Addressing the Rotary Club of New Kingston at their weekly meeting on Friday, Reid advanced the point that Jamaica is on fire for investment with consecutive quarterly growth and heavy foreign direct investment (FDI), which have set the platform for investors to plough their resources in Jamaica.

“So, it's just a rapid expansion and widening of economic activity that we are seeing taking place, and I believe that now is the time to take some serious risks in this country. There is no tradable fixed income asset from where we are seeing that outweighs the benefits of exploiting private equity opportunities and real estate opportunities.”

According to Reid, “…the platform is there for us to take some risks, we need to take some risks, entreprenurial risks and seize the opportunity that is out there with respect to capital. There is a lot of liquidity out there — go and get it. There is low-cost funding, some at no cost effectively — go and get it.”
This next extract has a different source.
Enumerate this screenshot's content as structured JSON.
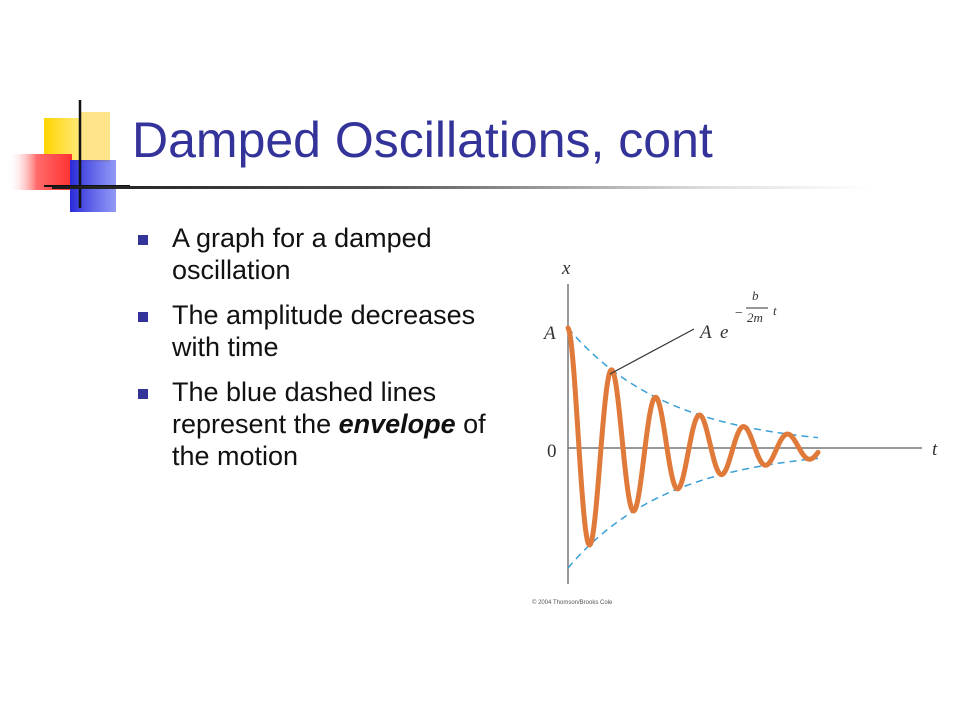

Turning to real estate in Jamaica, Reid declared that what is taking place now is a rapid increase in value of properties. “I dare say that real estate prices in Jamaica are significantly undervalued when we look at our neighbours like Cayman and where the real estate prices there, it is unbelievable,” the First Rock founder and president remarked.

He argued that Jamaica has been slow to come to terms with real estate values in the country. However, he contended that with interest rates being so low, people with capital are looking for somewhere to invest their money — so the first stop is stable assets, of which real estate is a safe bet.

He gave a personal experience with First Rock, which earlier this year identified a property it wanted to purchase with a valuation of US$2 million, but the vendor decided to withdraw at the last minute.

“We were disappointed and now we understand that that said property is being sold for US$3.9 million on valuation in less than a year. It goes to show what's taking place within our local landscape, Reid reasoned.

With regard to private equity, Reid told New Kingston Rotarians that Jamaica is witnessing a rapid expansion in this area, with private equity companies like his, Sygnus, Proven Investments and Cornerstone investing in businesses, in contrast with commercial banks which have been hesitant to offer business loans.

He argued that banks seem to be quicker to offer car loans rather than business loans, hence the popularity of private equity companies.